Fulvio Buccafusco Zagara e sale

di Federico Scoppio

Fulvio Buccafusco suona il contrabbasso e compone. E’ originario di Palermo, dove è nato nel 1973. Inizia come autodidatta, ma poi passa per le scuole (studia anche con Salvatore Bonafede), fino a d arrivare all’Università della musica di Roma. Dopo aver frequentato il jazz italiano a buoni livelli, si concede questo disco come risultato di un periodo passato lontano dall’Italia, come lui stesso confida nelle note di copertina. Il luogo che nasconde sembra essere l’Olanda… Comunque chiama a sé Stefano D’Anna, che alterna sassofono tenore e soprano, David Berckman al pianoforte, Ananas Popov alla batteria e Florinda Piticchio alla voce in un paio di brani. Ecco, i brani in scaletta.
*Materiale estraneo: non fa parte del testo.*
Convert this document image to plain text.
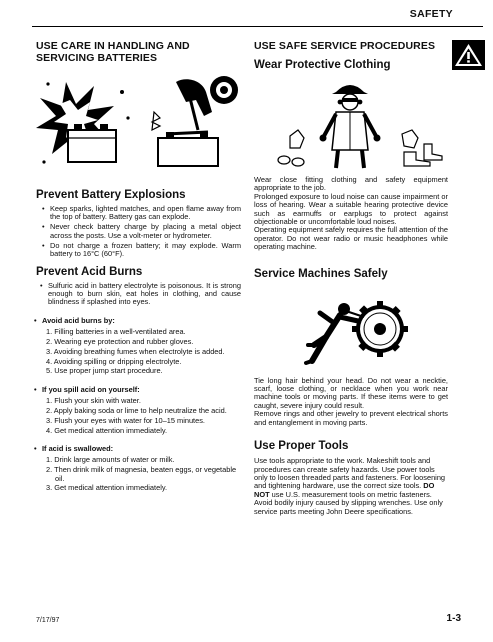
SAFETY
USE CARE IN HANDLING AND SERVICING BATTERIES
Prevent Battery Explosions
• Keep sparks, lighted matches, and open flame away from the top of battery. Battery gas can explode.
• Never check battery charge by placing a metal object across the posts. Use a volt-meter or hydrometer.
• Do not charge a frozen battery; it may explode. Warm battery to 16°C (60°F).
Prevent Acid Burns
• Sulfuric acid in battery electrolyte is poisonous. It is strong enough to burn skin, eat holes in clothing, and cause blindness if splashed into eyes.

• Avoid acid burns by:

1. Filling batteries in a well-ventilated area.
2. Wearing eye protection and rubber gloves.
3. Avoiding breathing fumes when electrolyte is added.
4. Avoiding spilling or dripping electrolyte.
5. Use proper jump start procedure.

• If you spill acid on yourself:

1. Flush your skin with water.
2. Apply baking soda or lime to help neutralize the acid.
3. Flush your eyes with water for 10–15 minutes.
4. Get medical attention immediately.

• If acid is swallowed:

1. Drink large amounts of water or milk.
2. Then drink milk of magnesia, beaten eggs, or vegetable oil.
3. Get medical attention immediately.
USE SAFE SERVICE PROCEDURES
Wear Protective Clothing

Wear close fitting clothing and safety equipment appropriate to the job.

Prolonged exposure to loud noise can cause impairment or loss of hearing. Wear a suitable hearing protective device such as earmuffs or earplugs to protect against objectionable or uncomfortable loud noises.

Operating equipment safely requires the full attention of the operator. Do not wear radio or music headphones while operating machine.

Service Machines Safely

Tie long hair behind your head. Do not wear a necktie, scarf, loose clothing, or necklace when you work near machine tools or moving parts. If these items were to get caught, severe injury could result.

Remove rings and other jewelry to prevent electrical shorts and entanglement in moving parts.

Use Proper Tools

Use tools appropriate to the work. Makeshift tools and procedures can create safety hazards. Use power tools only to loosen threaded parts and fasteners. For loosening and tightening hardware, use the correct size tools. DO NOT use U.S. measurement tools on metric fasteners. Avoid bodily injury caused by slipping wrenches. Use only service parts meeting John Deere specifications.

7/17/97	1-3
Sono otto in totale, e soltanto due rifacimenti: c’è Azure di Duke Ellington e Modinha di Antonio Carlos Jobim, perché sono “due tra i compositori del Novecento che amo maggiormente”. Davvero coraggiosa e personale la rivisitazione di Modinha, nella quale la voce della Piticchio si esalta sul serio. Si capisce che dietro al disco ci sia un progetto, un’ideazione, inoltre la resa appare molto ben saldata, visto che i musicisti sono tutti di ottimo livello, Stefano D’Anna un gradino sopra gli altri per colorazioni, vivacità e intensità. Il lavoro soffre però di alcuni momenti di stasi, come in Mr. Van Gogh, nella quale prende il sopravvento il contrabbasso del leader. Diciamolo: sembra protagonista anche quando non dovrebbe. Ma sono problemi che Buccafusco, viste le premesse, riuscirà certamente a superare.